The Clinton campaign quickly moved to head off the Trump offensive, making clear that the she would soon lay out her own ideas for combating the evolving threat from home-grown terrorism and dismissed Trump's bid to use the attack to bolster his political prospects.
"This act of terror is the largest mass shooting in American history and a tragedy that requires a serious response," said Clinton communications director Jennifer Palmieri in a statement.
"In contrast, Donald Trump put out political attacks, weak platitudes and self-congratulations," Palmieri said. "Trump has offered no real plans to keep our nation safe and no outreach to the Americans targeted, just insults and attacks. In times of crisis more than ever, Americans are looking for leadership and deserve better."
At the same time, the Clinton camp absorbed a political blow in canceling a planned first joint campaign appearance with Obama on Wednesday in Wisconsin.
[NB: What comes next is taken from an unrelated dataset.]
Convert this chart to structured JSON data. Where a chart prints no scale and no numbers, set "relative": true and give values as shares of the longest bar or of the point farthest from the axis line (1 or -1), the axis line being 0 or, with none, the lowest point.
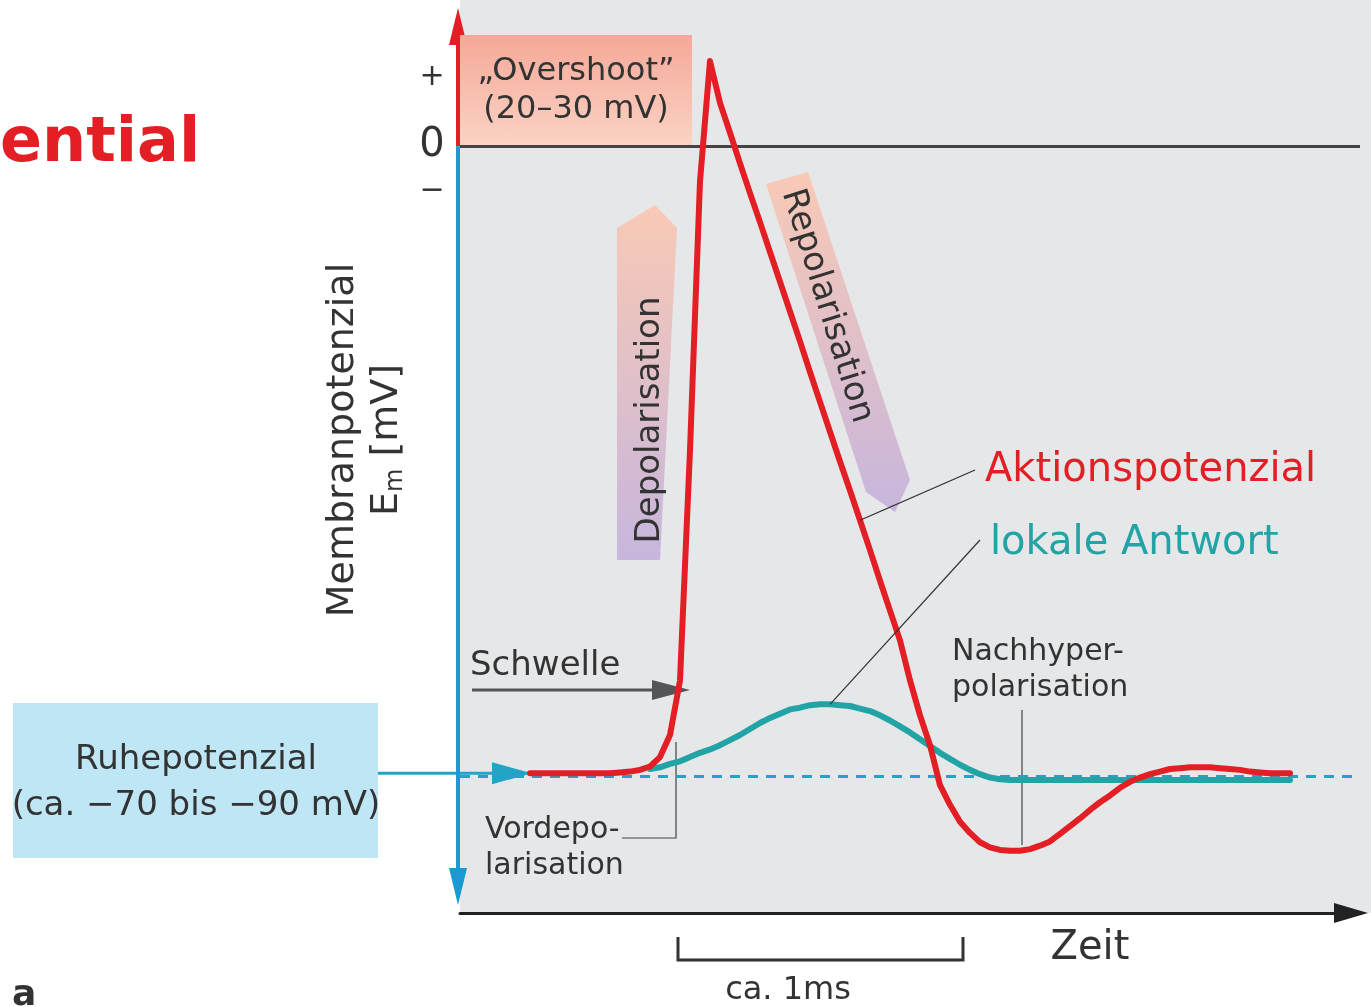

The political maneuvering comes after several weeks of bad news for Trump, and his swift mobilization in the aftermath of the horrific attack recalled his nimble topic-shifting on fast-developing dramas during his successful Republican primary campaign. Until now, he has proved less adept at quick subject changes under the increased scrutiny of the general election fight.
The real estate magnate has been under fire from Clinton for several weeks over his personality, temperament, conduct towards women, perceived lack of foreign policy knowledge and allegations of impropriety in his business history.
He has simultaneously faced condemnation from senior members of his own party over missteps, including his comments that a U.S.-born judge with Mexican ancestry is biased against him in a civil suit focusing on Trump University.
But the resurgent fear of terrorism, which will likely dominate the news agenda for days, provides Trump politically safer ground.
Tough talk on terror is a cause behind which many Republicans, even those skeptical of Trump, can unite. And the shooting offers at least the prospect of reversing Obama's rising approval ratings, which are currently above 50% and therefore helpful to Clinton.